I've come across a fair number of two-way switches, used as one-way, where the permanent live goes to one of the two L1/L2 terminals and the appliance live is connected to the common live terminal (ie the one that is connected by the switch either to L1 or L2). Fine, but I'd have put permanent live on common and appliance on either of L1 or L2.

When I was changing my central heating controller from a bog-standard timer to a Hive, I found that the heating engineer who had installed the boiler had used cable that had two cores of the same or very similar colour (either both black or else black plus very dark grey) for the switched CH and switched HW wires from the controller to the boiler. I labelled the wires with little sellotape tags as I unwired them from the old backing plate, so I'd be able to connect them to the correct terminals on the new (Hive) backing plate. But I'd forgotten that I'd have to pull the cable through a tight cutout in the old backing box - which ripped off all my little tags :-( Luckily the only ambiguous wires were two that performed the same function in different circumstances (HW versus CH) so the impact of connecting them the wrong way round (50% chance of doing so) was minimal. Inevitably I did get them the wrong way round to begin with, but it only took a couple of minutes to establish that when I press the "HW on" manual override, the radiators got warm, so I just exchanged the wires.

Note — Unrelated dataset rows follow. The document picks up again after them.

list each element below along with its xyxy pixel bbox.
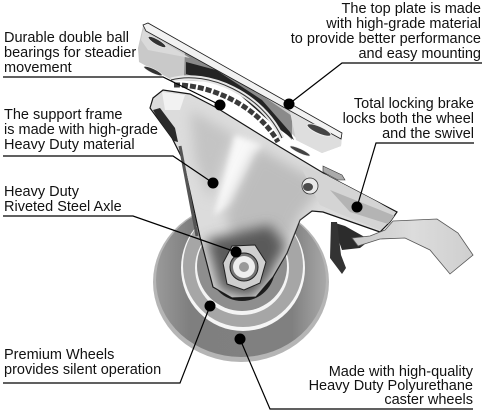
illustration: swivel caster wheel [138, 23, 473, 362]
callout: polyurethane wheels: caster wheels [384, 392, 473, 408]
callout: top plate: to provide better performance [291, 31, 481, 47]
callout: premium wheels: Premium Wheels [4, 347, 114, 363]
callout: top plate: The top plate is made [342, 1, 481, 17]
callout: ball bearings: movement [4, 60, 72, 76]
callout: polyurethane wheels [234, 334, 474, 409]
callout: riveted axle: Heavy Duty [4, 184, 80, 200]
callout: premium wheels [3, 300, 216, 383]
callout: ball bearings: bearings for steadier [4, 45, 136, 61]
callout: support frame: Heavy Duty material [4, 137, 135, 153]
callout: riveted axle: Riveted Steel Axle [4, 199, 122, 215]
callout: locking brake: locks both the wheel [343, 111, 474, 127]
callout: riveted axle [3, 184, 242, 258]
callout: polyurethane wheels: Heavy Duty Polyurethane [309, 378, 473, 394]
callout: support frame: The support frame [4, 107, 122, 123]
callout: polyurethane wheels: Made with high-quality [329, 364, 474, 380]
callout: locking brake: Total locking brake [354, 96, 474, 112]
callout: locking brake: and the swivel [382, 126, 474, 142]
callout: ball bearings: Durable double ball [4, 30, 129, 46]
locking brake lever [330, 219, 473, 274]
callout: locking brake [343, 96, 474, 212]
wheel [153, 202, 329, 362]
support frame [150, 90, 397, 298]
callout: top plate [284, 1, 482, 110]
callout: top plate: and easy mounting [358, 46, 481, 62]
callout: support frame [3, 107, 218, 188]
callout: premium wheels: provides silent operation [4, 362, 161, 378]
axle nut [223, 245, 266, 290]
top mounting plate [138, 23, 342, 158]
callout: ball bearings [3, 30, 226, 110]
callout: top plate: with high-grade material [325, 16, 481, 32]
callout: support frame: is made with high-grade [4, 122, 158, 138]
ball bearing race [171, 78, 282, 142]
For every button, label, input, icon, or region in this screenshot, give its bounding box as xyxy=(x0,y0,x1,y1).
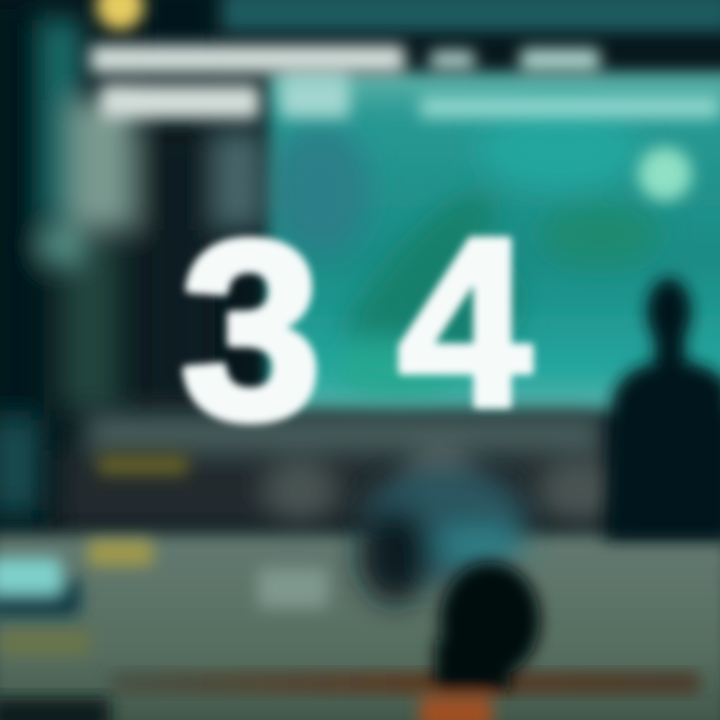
panel: lower dark band xyxy=(60,414,620,530)
panel: left column xyxy=(0,0,265,540)
accent: yellow marks xyxy=(0,455,328,655)
number: 4: 4 xyxy=(398,188,531,456)
icon: yellow light xyxy=(96,0,144,30)
silhouette: dark foreground shape xyxy=(420,562,540,720)
number: 3: 3 xyxy=(181,190,321,471)
panel: floor xyxy=(0,534,720,720)
icon: teal block xyxy=(0,558,80,616)
silhouette: person xyxy=(605,278,720,540)
panel: top dark band xyxy=(150,0,720,70)
heading bars xyxy=(90,45,720,119)
silhouette: central figure xyxy=(359,467,527,603)
panel: bottom dark corner xyxy=(0,698,110,720)
accent: red-brown line xyxy=(110,672,700,694)
icon: glowing circle xyxy=(638,147,692,201)
panel: teal backdrop xyxy=(268,72,720,412)
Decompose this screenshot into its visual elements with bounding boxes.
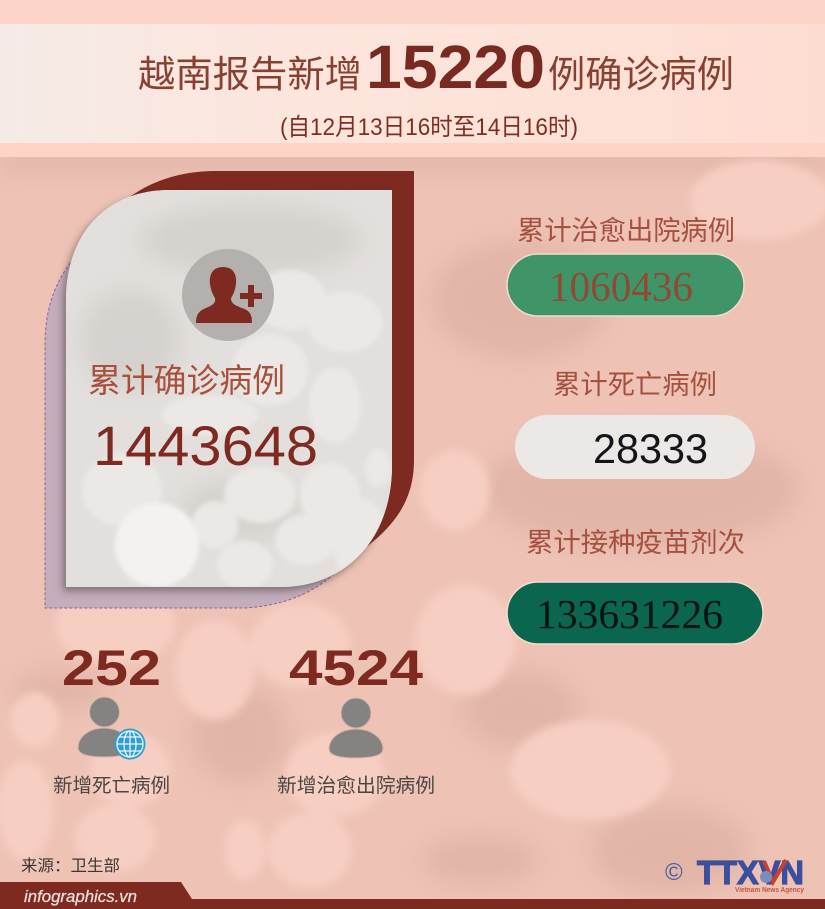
label: 新增治愈出院病例 bbox=[277, 775, 435, 797]
value: 4524 bbox=[289, 640, 423, 696]
icon: person with plus bbox=[182, 249, 274, 341]
label: 累计死亡病例 bbox=[553, 370, 717, 400]
title lead text: 越南报告新增 bbox=[138, 54, 362, 95]
header background bbox=[0, 0, 825, 157]
logo: TTXVN bbox=[665, 854, 804, 894]
value: 252 bbox=[62, 640, 161, 696]
icon: person bbox=[78, 697, 130, 757]
label: 累计接种疫苗剂次 bbox=[526, 528, 745, 558]
agency name: Vietnam News Agency bbox=[735, 887, 804, 894]
subtitle date range: (自12月13日16时至14日16时) bbox=[280, 114, 578, 141]
pill bbox=[507, 582, 763, 644]
label: cumulative confirmed: 累计确诊病例 bbox=[88, 362, 285, 399]
source: 来源：卫生部 bbox=[21, 857, 120, 875]
panel: cumulative confirmed cases bbox=[45, 171, 414, 608]
stat: new deaths bbox=[53, 640, 170, 797]
value: 133631226 bbox=[536, 591, 723, 637]
footer site name: infographics.vn bbox=[24, 887, 137, 906]
label: 新增死亡病例 bbox=[53, 775, 170, 797]
lavender dashed backing shape bbox=[45, 240, 392, 608]
icon: globe bbox=[114, 728, 146, 760]
value: 28333 bbox=[593, 425, 708, 472]
stat: cumulative vaccine doses bbox=[507, 528, 763, 644]
value: 1060436 bbox=[549, 265, 693, 311]
logo letters: TTXVN bbox=[697, 854, 804, 891]
stat: new recoveries bbox=[277, 640, 435, 797]
icon: person bbox=[329, 698, 383, 758]
title bbox=[138, 33, 734, 101]
logo red check and globe bbox=[760, 860, 786, 883]
pill bbox=[515, 415, 755, 479]
pill bbox=[507, 254, 744, 316]
stat: cumulative deaths bbox=[515, 370, 755, 479]
card texture bbox=[66, 190, 392, 589]
dark red frame shape bbox=[117, 171, 414, 548]
light card bbox=[66, 190, 392, 587]
stat: cumulative recovered bbox=[507, 216, 744, 316]
label: 累计治愈出院病例 bbox=[517, 216, 735, 246]
copyright mark: © bbox=[665, 859, 683, 886]
title number: 15220 bbox=[366, 33, 545, 101]
footer bar bbox=[0, 882, 825, 909]
value: cumulative confirmed: 1443648 bbox=[93, 414, 318, 477]
title trailing text: 例确诊病例 bbox=[548, 54, 734, 95]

When I was later removing the Hive to reinstall the standard controller when we moved house, I put a dab of Typpex on one of the two identical wires and wrote "black=CH, black+spot=HW" on a piece of paper which I put into the backing box for the benefit of anyone else.

I'd have used cable that had wires which were all very different colours that didn't require sleeving to disambiguate them: black versus dark grey is asking for confusion. Three-phase cable wouldn't have had that problem because all the wires are different colours.

Reply to
NY

What is it with you left brainers that means you can't take an observation without getting all offended over it?

Like / understand / believe it or not, different people are different and that's not good or bad but different.

So, if you happen to be a fast runner it would be quite reasonable for you to say you were faster than people who were slow runners. However, a slow runner might be better at say a marathon than someone who excels at a sprint.

You left brainers are sprinters, you come to your decisions very quickly because your thought processes aren't bogged down whilst you also consider 'other factors' (scientifically proven).

You voted Leave because of your own particular parameters. You had no idea if they would happen nor how it would affect us (possibly for the worse) if it did.

I couldn't vote either way because I wasn't willing to gamble with other peoples lives because we didn't have enough information (and I didn't already have an agenda, as would a racist or Little Englander) and had to go on the information available at the time alone.

HTH (but I doubt it will as you are so blinkered). ;-(

Cheers, T i m

Reply to
T i m

I take it you've never been to India.

The quality of work in India is utterly appalling. It gives 'make do' a very good name.